Reconstructionist Pagans are a completely different kettle of fish to Neo-Pagans and/or Wiccans. They research the ancient "pagan" religion(s) of their choice and then attempt to practice it. It usually looks, and is, nothing like Neo-Paganism or Wicca - because it is not about magic, is not designed on a 'magic circle' structure. Nor is it "earth-based" necessarily. Sure, some of the gods, or beliefs or practices are earth-oriented, but others aren't, they are sky-oriented, or culture-oriented. In ancient Rome for example, "magic" was a pejorative label. The Roman magistrates and Flamens, or the Vestal Virgins, were not "doing magic", that wasn't their intention, although from our point of view they might look like they were (probably because Christianity viewed other religions as magical or demonic), but Romans would have been insulted to have been thought of as doing magic when they were trying to perform civic religion. Although of course magic went on, privately. Reconstructionists don't do much in the way of "ancient mystery cults" either, because of a lack of good information on *exactly* what went on - because the ancients were so good at keeping secrets, except for ancient Christian converts who liked to blab. (Although I am more sympathetic to the idea of Recons just doing mysteries anyway, sans good info, just do the best you can - I suppose that's an example of *degrees* of historical correctness).

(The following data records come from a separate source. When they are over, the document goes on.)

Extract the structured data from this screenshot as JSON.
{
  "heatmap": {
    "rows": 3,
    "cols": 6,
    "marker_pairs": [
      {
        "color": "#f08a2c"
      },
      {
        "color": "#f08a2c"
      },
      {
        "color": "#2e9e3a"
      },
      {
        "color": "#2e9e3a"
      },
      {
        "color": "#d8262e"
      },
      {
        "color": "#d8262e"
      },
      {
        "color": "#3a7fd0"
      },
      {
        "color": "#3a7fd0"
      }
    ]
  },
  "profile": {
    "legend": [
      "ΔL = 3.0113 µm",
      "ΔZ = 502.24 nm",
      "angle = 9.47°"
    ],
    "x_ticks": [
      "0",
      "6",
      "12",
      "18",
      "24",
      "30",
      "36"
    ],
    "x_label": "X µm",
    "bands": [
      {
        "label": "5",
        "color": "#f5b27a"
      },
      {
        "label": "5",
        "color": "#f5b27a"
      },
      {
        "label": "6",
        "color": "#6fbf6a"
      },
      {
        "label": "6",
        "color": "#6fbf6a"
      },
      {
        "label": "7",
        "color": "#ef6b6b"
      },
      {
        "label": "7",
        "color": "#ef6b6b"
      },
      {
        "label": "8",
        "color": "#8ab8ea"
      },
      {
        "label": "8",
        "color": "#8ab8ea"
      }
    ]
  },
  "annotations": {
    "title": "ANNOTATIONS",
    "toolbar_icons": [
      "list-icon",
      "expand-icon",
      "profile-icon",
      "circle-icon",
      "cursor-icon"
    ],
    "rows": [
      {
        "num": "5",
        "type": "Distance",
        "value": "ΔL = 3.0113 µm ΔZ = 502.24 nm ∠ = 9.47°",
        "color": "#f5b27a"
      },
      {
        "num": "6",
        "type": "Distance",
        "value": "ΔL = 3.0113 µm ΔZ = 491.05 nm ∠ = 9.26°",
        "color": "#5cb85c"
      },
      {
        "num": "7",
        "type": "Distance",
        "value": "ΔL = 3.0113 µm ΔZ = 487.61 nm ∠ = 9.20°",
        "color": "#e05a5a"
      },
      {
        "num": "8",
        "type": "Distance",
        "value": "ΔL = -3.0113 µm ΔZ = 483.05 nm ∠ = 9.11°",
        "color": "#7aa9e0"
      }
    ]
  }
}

So... Basically Wicca/Witchcraft and Neo-Paganism are similar to each other, because they both use the 'magic circle' format for their religious/magickal space (and I think Neo-Paganism derived from Wicca, and from where Wicca derived itself from - which was the Golden Dawn) but are they are both very different to ancient "paganism" and forms of Reconstructionist Paganism. I think it is important to distinguish between modern Wiccan-Paganism and ancient pagan religions. And magic of all sorts. I also think that modern Pagans could make a bit more effort to research what they purport to be practising *or* alternatively stop claiming ancient precedents.

Friday, October 24, 2008

Isis-Aphrodite, the cute goddess!

The Hellenised Egyptian cult of Isis originated in Ptolemaic Alexandria from whence it spread out into the Mediteranean. By the 4th century BCE there was an Isiac sanctuary in the Piraeus (Athens' port). During the 3rd until the 1st centuries BCE the Isiac cults practised at Greek trade centres such as Alexandria, Delos and Puteoli spread along sea-trade routes. Delos, a major slave trading emporium, was the main site of Isis worship. From the 2nd century until the sack of Delos in 88 BCE there was uninterrupted contact between the island and Puteoli, the second international Mediterranean port after Delos. By 105 BCE there was a temple of Alexandrian divinities at Puteoli and, more widely, in Campania, at Pompeii, Herculaneum, Stabiae and Naples. Within about five more years it would be in Rome. While there existed a tradition of rather refined sculptures of a Hellenised Isis, based on the iconography of deified Ptolemaic queens, there were also these very cute terracotta popular images of the goddess in her form in which she was syncretised with Hathor-Aphrodite. I've been collecting images of them because I think they are so cute.